The Students’ Federation of India inherited the legacy and the struggles of the several organizations that came before, which had each attempted to forge a nationwide unity among campuses. Since its inception it has fought on the basic tenets of universal and free education as well as every socio-economic and political barrier to achieving it. One of the oldest demands has been to increase government expenditure on education to 6% of the GDP and 10% of the Central Budget. The redistribution of state-centre relations and the protection of the federal and democratic principles of education by bringing it to the state list has also been on the agenda. Since the 1986 new education policy, followed by the signing of the GATS agreement which opened the education sector to the free market economy and the economic reforms of 1991, SFI has had to wage a constant war on the commodification and commercialization of education. Side by side the organization has dealt deftly the onslaught of communalization and its distortion of the structure and content of education which has far-reaching consequences in the communal polarization of society.

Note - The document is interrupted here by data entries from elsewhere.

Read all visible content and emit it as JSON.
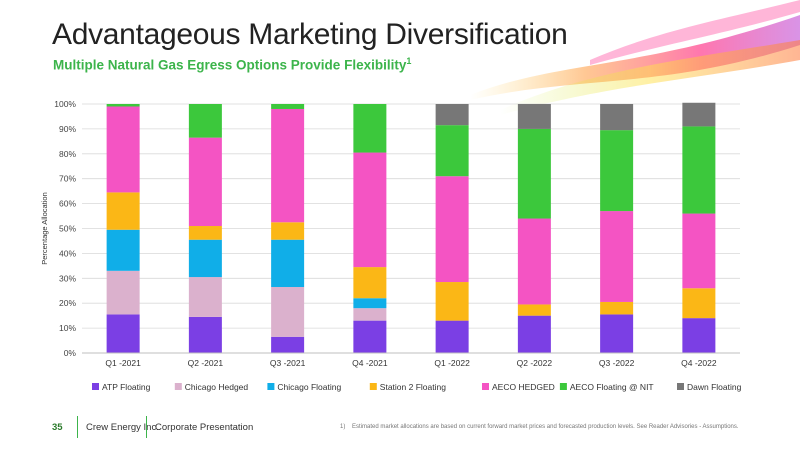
{
  "slide": {
    "title": "Advantageous Marketing Diversification",
    "subtitle": "Multiple Natural Gas Egress Options Provide Flexibility",
    "subtitle_footnote_mark": "1"
  },
  "footer": {
    "page_number": "35",
    "company": "Crew Energy Inc.",
    "presentation": "Corporate Presentation",
    "footnote_number": "1)",
    "footnote_text": "Estimated market allocations are based on current forward market prices and forecasted production levels. See Reader Advisories - Assumptions."
  },
  "chart_data": {
    "type": "bar",
    "stacked": true,
    "ylabel": "Percentage Allocation",
    "ylim": [
      0,
      100
    ],
    "yticks": [
      0,
      10,
      20,
      30,
      40,
      50,
      60,
      70,
      80,
      90,
      100
    ],
    "ytick_suffix": "%",
    "grid": true,
    "legend_position": "bottom",
    "categories": [
      "Q1 -2021",
      "Q2 -2021",
      "Q3 -2021",
      "Q4 -2021",
      "Q1 -2022",
      "Q2 -2022",
      "Q3 -2022",
      "Q4 -2022"
    ],
    "series": [
      {
        "name": "ATP Floating",
        "color": "#7b3fe4",
        "values": [
          15.5,
          14.5,
          6.5,
          13,
          13,
          15,
          15.5,
          14
        ]
      },
      {
        "name": "Chicago Hedged",
        "color": "#dbb1cd",
        "values": [
          17.5,
          16,
          20,
          5,
          0,
          0,
          0,
          0
        ]
      },
      {
        "name": "Chicago Floating",
        "color": "#10aee8",
        "values": [
          16.5,
          15,
          19,
          4,
          0,
          0,
          0,
          0
        ]
      },
      {
        "name": "Station 2 Floating",
        "color": "#fbb716",
        "values": [
          15,
          5.5,
          7,
          12.5,
          15.5,
          4.5,
          5,
          12
        ]
      },
      {
        "name": "AECO HEDGED",
        "color": "#f454c3",
        "values": [
          34.5,
          35.5,
          45.5,
          46,
          42.5,
          34.5,
          36.5,
          30
        ]
      },
      {
        "name": "AECO Floating @ NIT",
        "color": "#3cc83c",
        "values": [
          1,
          13.5,
          2,
          19.5,
          20.5,
          36,
          32.5,
          35
        ]
      },
      {
        "name": "Dawn Floating",
        "color": "#777777",
        "values": [
          0,
          0,
          0,
          0,
          8.5,
          10,
          10.5,
          9.5
        ]
      }
    ]
  }
}
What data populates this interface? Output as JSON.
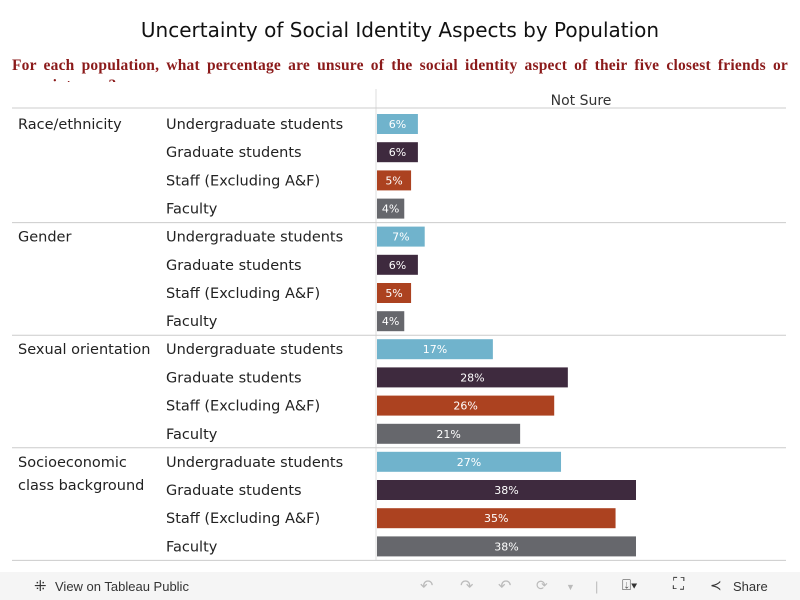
{
  "chart_data": {
    "type": "bar",
    "orientation": "horizontal",
    "title": "Uncertainty of Social Identity Aspects by Population",
    "subtitle": "For each population, what percentage are unsure of the social identity aspect of their five closest friends or acquaintances?",
    "column_header": "Not Sure",
    "groups": [
      "Race/ethnicity",
      "Gender",
      "Sexual orientation",
      "Socioeconomic class background"
    ],
    "categories": [
      "Undergraduate students",
      "Graduate students",
      "Staff (Excluding A&F)",
      "Faculty"
    ],
    "values": [
      [
        6,
        6,
        5,
        4
      ],
      [
        7,
        6,
        5,
        4
      ],
      [
        17,
        28,
        26,
        21
      ],
      [
        27,
        38,
        35,
        38
      ]
    ],
    "value_format": "percent",
    "xlim": [
      0,
      60
    ],
    "colors": {
      "Undergraduate students": "#70b3cc",
      "Graduate students": "#3e2a3e",
      "Staff (Excluding A&F)": "#ac4220",
      "Faculty": "#66676c"
    },
    "grid": false
  },
  "toolbar": {
    "view_label": "View on Tableau Public",
    "share_label": "Share"
  }
}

As the attack on students in particular and the “common” people, the workers, farmers and the other marginalized sections, intensifies, so does the need to strengthen the resistance to it. Our first duty in times like these is to consolidate our ranks, to ensure that the entire organization can act as a single mind and body. While there are students of every diversity in our midst, and it is only natural that there are many different opinions being formed, which must be nourished, debated, developed, and concretised, there is however general agreement on the principal ‘evils’ facing the students’ of the nation, and on the basis of this consensus we must forge a united striking force.
While SFI is one of the largest student organizations in the country and globally, there is a felt need of expanding the scope of the organization to ensure that it is more representative of the entire student community. The organization is focusing on including and politically empowering students from the marginalized sections, girls, minorities and backward classes and castes. Simultaneously the new issues that are coming up with the expansion of professional and private education need to be raised and students studying in professional courses, and private institutions need to be adequately represented in the organization.
As the 15th All India Conference of the SFI convenes in Sikar from the 22nd to the 25th, students from all over the country, elected delegates, are going to assemble. The call of the conference includes the call to strengthen and expand the organisation. The conference will decide the way forward from this juncture keeping this objective in view.